Ciente de que tem de participar na solução de um problema que a natureza lhe acaba de criar, o presidente da Câmara de Oliveira do Hospital considera como fundamental a “articulação” entre os dois municípios no sentido de “encontrar soluções para minorar os prejuízos”, e destacou o facto de nesta visita terem participado “pessoas pragmáticas que nos ajudam a resolver o problema”.
“É uma nova cultura política que tem de se fazer em Portugal”, afirmou José Carlos Alexandrino, sem deixar de frisar que Seia e Oliveira do Hospital “têm objectivos comuns em termos de território e a “cooperação” entre os dois concelhos também amplia a “capacidade reivindicativa junto do poder central”.
Como exemplo disso, o autarca de Oliveira do Hospital salientou que conjuntamente com o concelho vizinho vai ser apresentada uma candidatura ao “Polis dos rios de montanha”. “São cenas dos próximos capítulos”, frisou o autarca de Seia, Filipe Camelo. Mas uma das principais preocupações que resultam das consequências dos incêndios florestais, é agora a qualidade da água para consumo humano.
Em declarações aos jornalistas, o administrador das Águas do Zêzere e Côa (AdZC), diz que a empresa tem conseguido “fazer os tratamentos necessários para pôr a água dentro dos parâmetros legais” e que a “qualidade na origem está a melhorar”. Porém, apesar de potável – conforme refere Miguel Ferreira – “há alguns compostos que originam cheiro e sabor”.
Nos próximos meses, ninguém sabe no entanto ao certo como é que a situação vai evoluir e o próprio administrador da Adzc reconhece que em caso de “novas enxurradas” o abastecimento de água pode “ficar em perigo”.

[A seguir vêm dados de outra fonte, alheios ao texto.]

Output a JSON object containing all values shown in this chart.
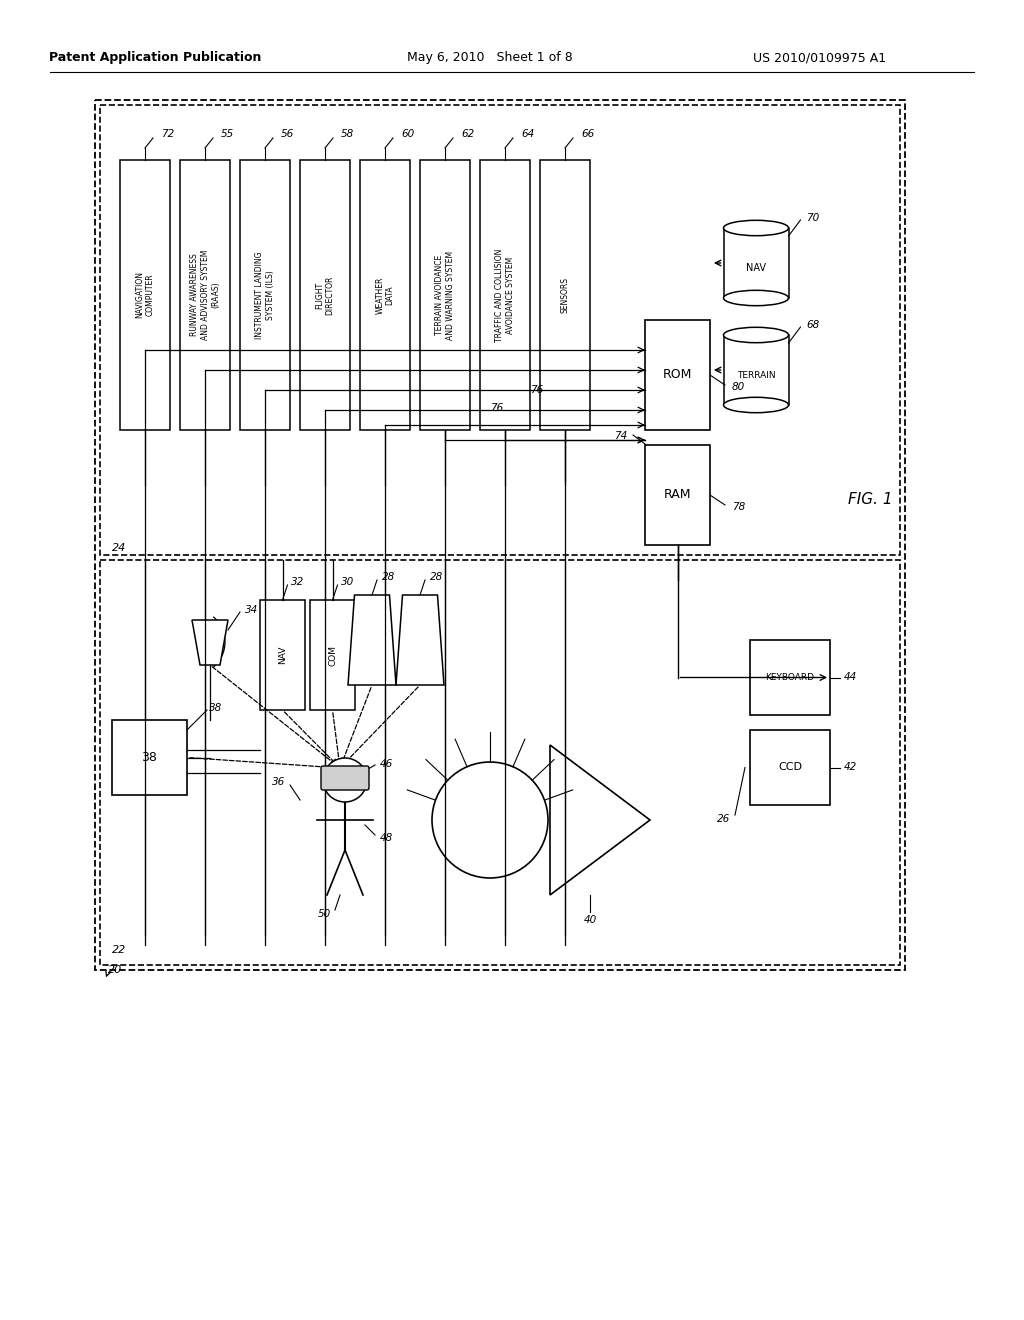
{
  "background_color": "#ffffff",
  "header_left": "Patent Application Publication",
  "header_center": "May 6, 2010   Sheet 1 of 8",
  "header_right": "US 2010/0109975 A1",
  "fig_label": "FIG. 1"
}
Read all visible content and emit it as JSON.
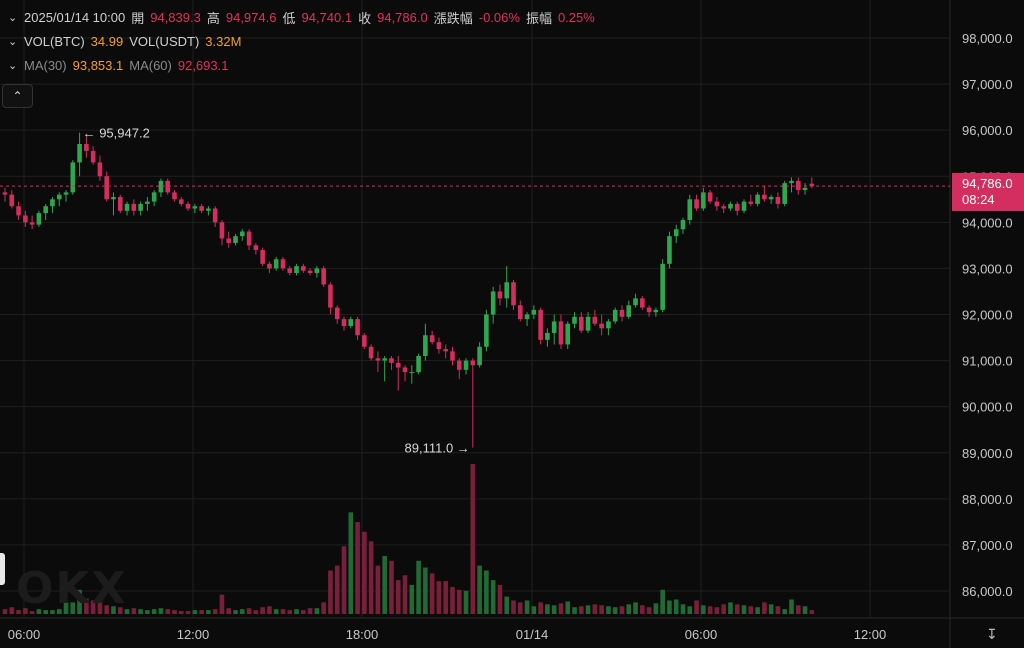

No final da visita – a ausência da Autoridade Floresta Nacional à região foi muito notada, já que aquela entidade tinha sido convidada –, a responsável pela Administração da Região Hidrográfica do Centro (ARHC) prometeu agilidade neste processo e revelou que a ARHC – entre outras medidas – vai participar na construção de uma “estrutura de retenção de materiais sólidos” para tentar travar a entrada dos resíduos florestais na captação de água da Nossa Senhora do Desterro.